At the same time, the OECD notes that start-ups often appear in databases only after reaching visible milestones, such as raising funding or launching a product. Because of these registration lags, the most recent years in the dataset, especially 2023 and 2024, are likely still incomplete, meaning that part of the apparent decline may disappear as more companies are added retrospectively.
A tool for innovation policy
The OECD emphasises that the database was designed primarily as a policy and research tool. By linking entrepreneurial data with information on patents, trademarks, and firm performance, the database enables deeper analysis of how innovation ecosystems work. Researchers can study questions such as:
- How start-ups contribute to technological breakthroughs
- Which funding models support innovation best
- How ecosystems differ across countries and regions
- How policies influence start-up growth and exit strategies
For policymakers trying to strengthen innovation ecosystems, these insights could prove valuable. Evidence-based policy is particularly important as governments increasingly invest in startup ecosystems, from venture funds to incubators and innovation hubs.
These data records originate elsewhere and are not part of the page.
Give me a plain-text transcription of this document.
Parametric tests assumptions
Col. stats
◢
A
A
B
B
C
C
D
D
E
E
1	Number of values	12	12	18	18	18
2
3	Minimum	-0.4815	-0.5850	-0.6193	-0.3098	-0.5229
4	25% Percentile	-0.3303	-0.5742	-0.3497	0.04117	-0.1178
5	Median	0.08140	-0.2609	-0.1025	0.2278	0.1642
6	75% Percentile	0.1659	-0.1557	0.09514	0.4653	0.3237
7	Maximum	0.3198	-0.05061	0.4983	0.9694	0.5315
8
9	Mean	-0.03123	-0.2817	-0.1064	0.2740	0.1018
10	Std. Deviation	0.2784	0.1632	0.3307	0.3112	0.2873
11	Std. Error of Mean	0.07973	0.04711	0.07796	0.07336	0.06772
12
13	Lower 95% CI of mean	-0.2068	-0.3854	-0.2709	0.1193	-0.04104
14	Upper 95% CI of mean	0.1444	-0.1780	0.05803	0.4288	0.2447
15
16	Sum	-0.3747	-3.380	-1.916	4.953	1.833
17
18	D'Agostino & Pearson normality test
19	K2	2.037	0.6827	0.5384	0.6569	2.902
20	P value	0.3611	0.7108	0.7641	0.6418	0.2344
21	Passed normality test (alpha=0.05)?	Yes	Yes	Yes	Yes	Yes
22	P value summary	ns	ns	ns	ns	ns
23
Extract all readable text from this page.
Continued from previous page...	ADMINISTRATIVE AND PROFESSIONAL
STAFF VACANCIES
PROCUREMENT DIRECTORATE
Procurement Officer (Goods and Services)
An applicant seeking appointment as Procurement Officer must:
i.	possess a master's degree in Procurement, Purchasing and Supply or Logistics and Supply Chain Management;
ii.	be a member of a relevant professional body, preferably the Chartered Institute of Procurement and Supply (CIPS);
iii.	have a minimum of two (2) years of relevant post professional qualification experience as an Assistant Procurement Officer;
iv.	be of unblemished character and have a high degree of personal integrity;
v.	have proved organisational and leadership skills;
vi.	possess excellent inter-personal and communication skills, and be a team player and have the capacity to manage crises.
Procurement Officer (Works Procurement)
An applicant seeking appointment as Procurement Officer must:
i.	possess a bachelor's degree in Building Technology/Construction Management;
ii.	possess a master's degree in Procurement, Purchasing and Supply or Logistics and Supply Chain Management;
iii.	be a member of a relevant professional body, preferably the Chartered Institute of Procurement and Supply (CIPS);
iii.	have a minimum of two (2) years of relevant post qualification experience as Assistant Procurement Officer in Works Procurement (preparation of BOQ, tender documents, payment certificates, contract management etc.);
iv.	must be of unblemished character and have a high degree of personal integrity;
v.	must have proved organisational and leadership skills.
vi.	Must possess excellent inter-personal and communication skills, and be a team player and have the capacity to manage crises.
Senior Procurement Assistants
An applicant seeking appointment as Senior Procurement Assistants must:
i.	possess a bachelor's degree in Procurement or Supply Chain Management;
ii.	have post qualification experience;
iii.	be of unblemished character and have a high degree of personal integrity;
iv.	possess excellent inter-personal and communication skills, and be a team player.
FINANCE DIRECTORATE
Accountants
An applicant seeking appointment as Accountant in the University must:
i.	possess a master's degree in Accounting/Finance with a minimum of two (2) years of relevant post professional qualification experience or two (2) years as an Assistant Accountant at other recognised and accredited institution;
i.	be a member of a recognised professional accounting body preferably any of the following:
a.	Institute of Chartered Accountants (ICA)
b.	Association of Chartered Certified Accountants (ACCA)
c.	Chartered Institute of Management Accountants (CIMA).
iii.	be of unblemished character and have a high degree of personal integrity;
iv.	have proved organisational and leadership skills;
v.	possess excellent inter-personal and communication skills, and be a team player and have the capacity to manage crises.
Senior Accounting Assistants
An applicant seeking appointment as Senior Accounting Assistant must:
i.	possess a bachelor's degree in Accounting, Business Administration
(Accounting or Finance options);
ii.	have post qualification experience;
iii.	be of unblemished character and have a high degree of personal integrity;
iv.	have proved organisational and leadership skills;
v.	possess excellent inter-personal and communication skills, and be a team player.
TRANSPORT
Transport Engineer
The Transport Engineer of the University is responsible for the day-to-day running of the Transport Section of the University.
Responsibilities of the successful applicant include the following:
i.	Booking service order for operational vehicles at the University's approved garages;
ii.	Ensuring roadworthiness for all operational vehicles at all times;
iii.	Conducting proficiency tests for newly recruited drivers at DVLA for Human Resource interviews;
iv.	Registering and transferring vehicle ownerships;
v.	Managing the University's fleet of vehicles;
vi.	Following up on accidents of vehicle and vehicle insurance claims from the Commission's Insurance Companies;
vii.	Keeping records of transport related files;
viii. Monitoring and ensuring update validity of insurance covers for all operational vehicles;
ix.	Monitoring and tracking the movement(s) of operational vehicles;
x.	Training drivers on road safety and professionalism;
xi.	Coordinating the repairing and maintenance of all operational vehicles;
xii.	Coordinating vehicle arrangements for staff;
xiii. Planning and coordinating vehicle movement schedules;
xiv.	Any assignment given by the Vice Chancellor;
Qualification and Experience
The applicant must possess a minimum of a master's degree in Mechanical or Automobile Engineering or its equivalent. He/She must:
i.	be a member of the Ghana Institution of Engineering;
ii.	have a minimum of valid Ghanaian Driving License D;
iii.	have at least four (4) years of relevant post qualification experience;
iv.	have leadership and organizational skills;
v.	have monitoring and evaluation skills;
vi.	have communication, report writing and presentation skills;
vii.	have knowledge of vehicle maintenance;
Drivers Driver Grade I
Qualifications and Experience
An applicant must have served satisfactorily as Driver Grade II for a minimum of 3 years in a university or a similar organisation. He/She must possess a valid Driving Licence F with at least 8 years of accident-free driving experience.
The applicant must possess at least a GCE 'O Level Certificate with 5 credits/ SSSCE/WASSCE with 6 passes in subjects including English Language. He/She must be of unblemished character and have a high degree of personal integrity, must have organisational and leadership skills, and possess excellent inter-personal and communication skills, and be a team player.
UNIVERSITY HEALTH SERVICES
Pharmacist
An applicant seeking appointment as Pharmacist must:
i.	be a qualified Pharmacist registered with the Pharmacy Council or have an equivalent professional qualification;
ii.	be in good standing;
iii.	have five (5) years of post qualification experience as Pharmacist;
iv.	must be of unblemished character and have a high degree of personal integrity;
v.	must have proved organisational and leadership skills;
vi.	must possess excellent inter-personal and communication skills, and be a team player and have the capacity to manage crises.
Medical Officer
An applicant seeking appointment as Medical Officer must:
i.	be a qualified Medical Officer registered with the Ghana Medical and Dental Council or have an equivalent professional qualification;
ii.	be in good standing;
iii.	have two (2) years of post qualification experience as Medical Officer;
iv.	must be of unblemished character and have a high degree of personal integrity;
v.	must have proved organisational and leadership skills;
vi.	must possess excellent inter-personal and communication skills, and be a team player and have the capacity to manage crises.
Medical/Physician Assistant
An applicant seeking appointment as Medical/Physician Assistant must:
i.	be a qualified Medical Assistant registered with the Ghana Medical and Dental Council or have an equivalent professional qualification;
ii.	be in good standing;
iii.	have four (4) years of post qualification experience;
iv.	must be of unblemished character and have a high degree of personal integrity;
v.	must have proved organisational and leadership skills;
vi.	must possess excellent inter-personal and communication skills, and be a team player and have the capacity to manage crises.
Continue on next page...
A more global picture of entrepreneurship
Perhaps the most important contribution of the OECD database is that it moves beyond the historically US-centric view of start-up ecosystems. By combining multiple sources and linking them to global innovation data, the project provides a far more balanced picture of entrepreneurial activity across regions.
For the OECD, this broader perspective is essential. Innovation-driven entrepreneurship is no longer confined to Silicon Valley or a handful of European capitals. It is becoming a truly global phenomenon.
With the new database, researchers and policymakers now have a powerful tool to understand that transformation, and perhaps shape the next generation of innovation ecosystems.